Deduction from freight. General Principles.

…according to the law of England, as a rule, freight is earned by the carriage and arrival of the goods ready to be delivered to the merchant, though they lie in a damaged state when they arrive. If the shipowner fails to carry the goods for the merchant to the destined port, the freight is not earned. If he carry part, but not the whole, no freight is payable in respect of the part not carried, and freight is in respect of the part carried unless the charterparty make the carriage of the whole a condition precedent to the earning of any freight…

Freight, Deduction and Set off
Last updated: 21-Jun-2015

Per Willes CJ in Dakin v Oxley (1864) 15 CBNS 646 at p.667:

In both classes of cases, whether of loss of quantity or change in quality, the proper course seems to be the same, viz. to ascertain from the terms of the contract, construed by mercantile usage, if any, what was the thing for the carriage of which freight was to be paid, and by the aid of a jury to determine whether that thing, or any and how much of it, has substantially arrived.

If it has arrived, though damaged, the freight is payable by the ordinary terms of the charterparty; and the question of fortuitous damage must be settled with the underwriters, and that of culpable damage in a distinct proceedings for such damage against the ship captain or owners.

Aries Tanker Corporation v Total Transport Ltd (The Aries), [1977] 1 All ER 398, [1977] 1 WLR 185, [1977] 1 Lloyd’s Rep 334 per Lord Wilberforce:

That a claim in respect of cargo cannot be asserted by way of deduction from the freight, is a long established rule in English law. It dates at least from Sheels v Davies (1814) 4 Camp 119: it received authoritative approval in 1864 from an eminent court in Dakin v Oxley (1864) 15 CBNS 646 and again from the same court in Meyer v Dresser (1864) 16 CBNS 646 where the rule was called ‘settled law’. As a rule it has never been judicially doubted or questioned or criticised; it has received the approval of authoritative textbooks. …

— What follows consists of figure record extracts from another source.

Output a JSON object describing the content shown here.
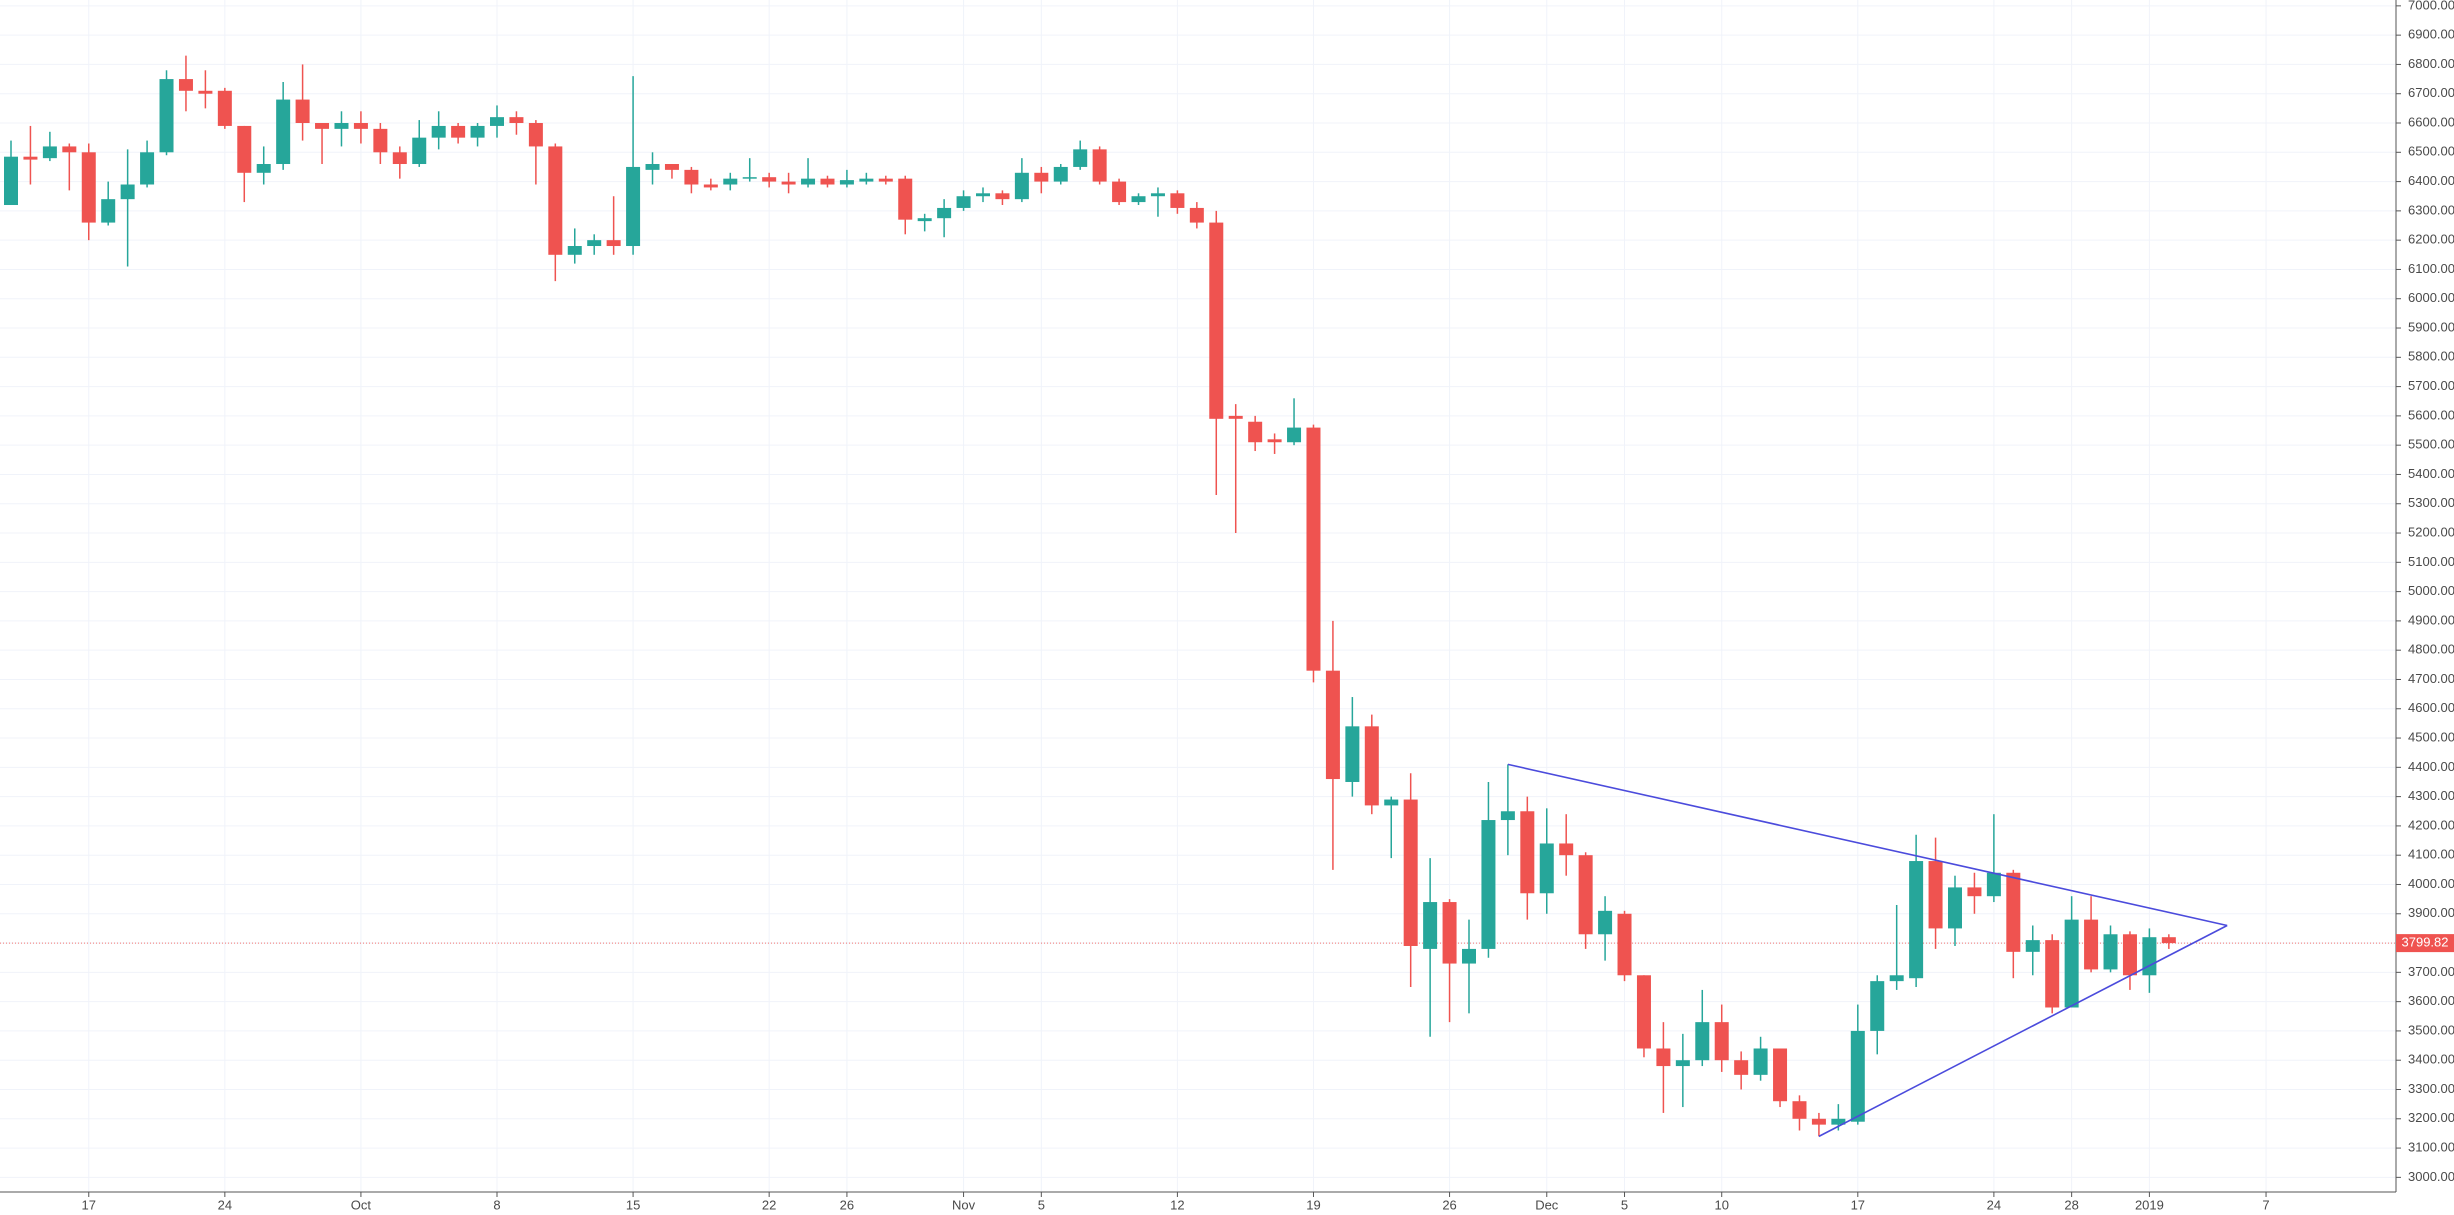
{
  "chart_data": {
    "type": "candlestick",
    "categories": [
      null,
      null,
      null,
      null,
      "17",
      null,
      null,
      null,
      null,
      null,
      null,
      "24",
      null,
      null,
      null,
      null,
      null,
      null,
      "Oct",
      null,
      null,
      null,
      null,
      null,
      null,
      "8",
      null,
      null,
      null,
      null,
      null,
      null,
      "15",
      null,
      null,
      null,
      null,
      null,
      null,
      "22",
      null,
      null,
      null,
      "26",
      null,
      null,
      null,
      null,
      null,
      "Nov",
      null,
      null,
      null,
      "5",
      null,
      null,
      null,
      null,
      null,
      null,
      "12",
      null,
      null,
      null,
      null,
      null,
      null,
      "19",
      null,
      null,
      null,
      null,
      null,
      null,
      "26",
      null,
      null,
      null,
      null,
      "Dec",
      null,
      null,
      null,
      "5",
      null,
      null,
      null,
      null,
      "10",
      null,
      null,
      null,
      null,
      null,
      null,
      "17",
      null,
      null,
      null,
      null,
      null,
      null,
      "24",
      null,
      null,
      null,
      "28",
      null,
      null,
      null,
      "2019",
      null,
      null,
      null,
      null,
      null,
      "7",
      null,
      null,
      null,
      null,
      null,
      null,
      null,
      null
    ],
    "open": [
      6320,
      6485,
      6480,
      6520,
      6500,
      6260,
      6340,
      6390,
      6500,
      6750,
      6710,
      6710,
      6590,
      6430,
      6460,
      6680,
      6600,
      6580,
      6600,
      6580,
      6500,
      6460,
      6550,
      6590,
      6550,
      6590,
      6620,
      6600,
      6520,
      6150,
      6180,
      6200,
      6180,
      6440,
      6460,
      6440,
      6390,
      6390,
      6410,
      6415,
      6400,
      6390,
      6410,
      6390,
      6400,
      6410,
      6410,
      6265,
      6275,
      6310,
      6350,
      6360,
      6340,
      6430,
      6400,
      6450,
      6510,
      6400,
      6330,
      6350,
      6360,
      6310,
      6260,
      5600,
      5580,
      5520,
      5510,
      5560,
      4730,
      4350,
      4540,
      4270,
      4290,
      3780,
      3940,
      3730,
      3780,
      4220,
      4250,
      3970,
      4140,
      4100,
      3830,
      3900,
      3690,
      3440,
      3380,
      3400,
      3530,
      3400,
      3350,
      3440,
      3260,
      3200,
      3180,
      3190,
      3500,
      3670,
      3680,
      4080,
      3850,
      3990,
      3960,
      4040,
      3770,
      3810,
      3580,
      3880,
      3710,
      3830,
      3690,
      3820,
      null,
      null,
      null,
      null,
      null,
      null,
      null,
      null,
      null,
      null,
      null,
      null,
      null
    ],
    "high": [
      6540,
      6590,
      6570,
      6530,
      6530,
      6400,
      6510,
      6540,
      6780,
      6830,
      6780,
      6720,
      6590,
      6520,
      6740,
      6800,
      6600,
      6640,
      6640,
      6600,
      6520,
      6610,
      6640,
      6600,
      6600,
      6660,
      6640,
      6610,
      6530,
      6240,
      6220,
      6350,
      6760,
      6500,
      6460,
      6450,
      6410,
      6430,
      6480,
      6430,
      6430,
      6480,
      6420,
      6440,
      6430,
      6420,
      6420,
      6290,
      6340,
      6370,
      6380,
      6370,
      6480,
      6450,
      6460,
      6540,
      6520,
      6410,
      6360,
      6380,
      6370,
      6330,
      6300,
      5640,
      5600,
      5540,
      5660,
      5570,
      4900,
      4640,
      4580,
      4300,
      4380,
      4090,
      3950,
      3880,
      4350,
      4410,
      4300,
      4260,
      4240,
      4110,
      3960,
      3910,
      3690,
      3530,
      3490,
      3640,
      3590,
      3430,
      3480,
      3440,
      3280,
      3220,
      3250,
      3590,
      3690,
      3930,
      4170,
      4160,
      4030,
      4040,
      4240,
      4050,
      3860,
      3830,
      3960,
      3960,
      3860,
      3840,
      3850,
      3830,
      null,
      null,
      null,
      null,
      null,
      null,
      null,
      null,
      null,
      null,
      null,
      null,
      null
    ],
    "low": [
      6320,
      6390,
      6470,
      6370,
      6200,
      6250,
      6110,
      6380,
      6490,
      6640,
      6650,
      6580,
      6330,
      6390,
      6440,
      6540,
      6460,
      6520,
      6530,
      6460,
      6410,
      6450,
      6510,
      6530,
      6520,
      6550,
      6560,
      6390,
      6060,
      6120,
      6150,
      6150,
      6150,
      6390,
      6410,
      6360,
      6370,
      6370,
      6400,
      6380,
      6360,
      6380,
      6380,
      6380,
      6390,
      6390,
      6220,
      6230,
      6210,
      6300,
      6330,
      6320,
      6330,
      6360,
      6390,
      6440,
      6390,
      6320,
      6320,
      6280,
      6290,
      6240,
      5330,
      5200,
      5480,
      5470,
      5500,
      4690,
      4050,
      4300,
      4240,
      4090,
      3650,
      3480,
      3530,
      3560,
      3750,
      4100,
      3880,
      3900,
      4030,
      3780,
      3740,
      3670,
      3410,
      3220,
      3240,
      3380,
      3360,
      3300,
      3330,
      3240,
      3160,
      3140,
      3160,
      3180,
      3420,
      3640,
      3650,
      3780,
      3790,
      3900,
      3940,
      3680,
      3690,
      3560,
      3580,
      3700,
      3700,
      3640,
      3630,
      3780,
      null,
      null,
      null,
      null,
      null,
      null,
      null,
      null,
      null,
      null,
      null,
      null,
      null
    ],
    "close": [
      6485,
      6475,
      6520,
      6500,
      6260,
      6340,
      6390,
      6500,
      6750,
      6710,
      6700,
      6590,
      6430,
      6460,
      6680,
      6600,
      6580,
      6600,
      6580,
      6500,
      6460,
      6550,
      6590,
      6550,
      6590,
      6620,
      6600,
      6520,
      6150,
      6180,
      6200,
      6180,
      6450,
      6460,
      6440,
      6390,
      6380,
      6410,
      6415,
      6400,
      6390,
      6410,
      6390,
      6405,
      6410,
      6400,
      6270,
      6275,
      6310,
      6350,
      6360,
      6340,
      6430,
      6400,
      6450,
      6510,
      6400,
      6330,
      6350,
      6360,
      6310,
      6260,
      5590,
      5590,
      5510,
      5510,
      5560,
      4730,
      4360,
      4540,
      4270,
      4290,
      3790,
      3940,
      3730,
      3780,
      4220,
      4250,
      3970,
      4140,
      4100,
      3830,
      3910,
      3690,
      3440,
      3380,
      3400,
      3530,
      3400,
      3350,
      3440,
      3260,
      3200,
      3180,
      3200,
      3500,
      3670,
      3690,
      4080,
      3850,
      3990,
      3960,
      4040,
      3770,
      3810,
      3580,
      3880,
      3710,
      3830,
      3690,
      3820,
      3799.82,
      null,
      null,
      null,
      null,
      null,
      null,
      null,
      null,
      null,
      null,
      null,
      null,
      null
    ],
    "up_color": "#26a69a",
    "down_color": "#ef5350",
    "last_price": 3799.82,
    "trendline_color": "#4b4bdc",
    "trendlines": [
      {
        "x": [
          77,
          114
        ],
        "y": [
          4410,
          3860
        ]
      },
      {
        "x": [
          93,
          114
        ],
        "y": [
          3140,
          3860
        ]
      }
    ],
    "grid": true,
    "ylim": [
      2950,
      7020
    ],
    "yticks": [
      {
        "value": 3000,
        "label": "3000.00"
      },
      {
        "value": 3100,
        "label": "3100.00"
      },
      {
        "value": 3200,
        "label": "3200.00"
      },
      {
        "value": 3300,
        "label": "3300.00"
      },
      {
        "value": 3400,
        "label": "3400.00"
      },
      {
        "value": 3500,
        "label": "3500.00"
      },
      {
        "value": 3600,
        "label": "3600.00"
      },
      {
        "value": 3700,
        "label": "3700.00"
      },
      {
        "value": 3800,
        "label": "3800.00"
      },
      {
        "value": 3900,
        "label": "3900.00"
      },
      {
        "value": 4000,
        "label": "4000.00"
      },
      {
        "value": 4100,
        "label": "4100.00"
      },
      {
        "value": 4200,
        "label": "4200.00"
      },
      {
        "value": 4300,
        "label": "4300.00"
      },
      {
        "value": 4400,
        "label": "4400.00"
      },
      {
        "value": 4500,
        "label": "4500.00"
      },
      {
        "value": 4600,
        "label": "4600.00"
      },
      {
        "value": 4700,
        "label": "4700.00"
      },
      {
        "value": 4800,
        "label": "4800.00"
      },
      {
        "value": 4900,
        "label": "4900.00"
      },
      {
        "value": 5000,
        "label": "5000.00"
      },
      {
        "value": 5100,
        "label": "5100.00"
      },
      {
        "value": 5200,
        "label": "5200.00"
      },
      {
        "value": 5300,
        "label": "5300.00"
      },
      {
        "value": 5400,
        "label": "5400.00"
      },
      {
        "value": 5500,
        "label": "5500.00"
      },
      {
        "value": 5600,
        "label": "5600.00"
      },
      {
        "value": 5700,
        "label": "5700.00"
      },
      {
        "value": 5800,
        "label": "5800.00"
      },
      {
        "value": 5900,
        "label": "5900.00"
      },
      {
        "value": 6000,
        "label": "6000.00"
      },
      {
        "value": 6100,
        "label": "6100.00"
      },
      {
        "value": 6200,
        "label": "6200.00"
      },
      {
        "value": 6300,
        "label": "6300.00"
      },
      {
        "value": 6400,
        "label": "6400.00"
      },
      {
        "value": 6500,
        "label": "6500.00"
      },
      {
        "value": 6600,
        "label": "6600.00"
      },
      {
        "value": 6700,
        "label": "6700.00"
      },
      {
        "value": 6800,
        "label": "6800.00"
      },
      {
        "value": 6900,
        "label": "6900.00"
      },
      {
        "value": 7000,
        "label": "7000.00"
      }
    ]
  }
}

… the two rules have been running in parallel for over a century without difficulty, and indeed in Mondel v Steel 8 M & W 858 at 871, [1835-42] All ER Rep 511 at 516 itself Parke B specifically referred to the existence of a separate rule as regards freight. In this House, that the rule of deduction, or abatement, is one confined to contracts for the sale of goods or for work and labour and does not extend to contracts generally, was recognised in Gilbert-Ash (Northern) Ltd v Modern Engineering (Bristol) Ltd [1973] 3 All ER 195 at 215, [1974] AC 689 at 717, per Lord Diplock. There is no case of its having been extended to contracts of any kind of carriage. The rule against deduction in cases of carriage by sea is, in fact, as well settled as any common law rule can be.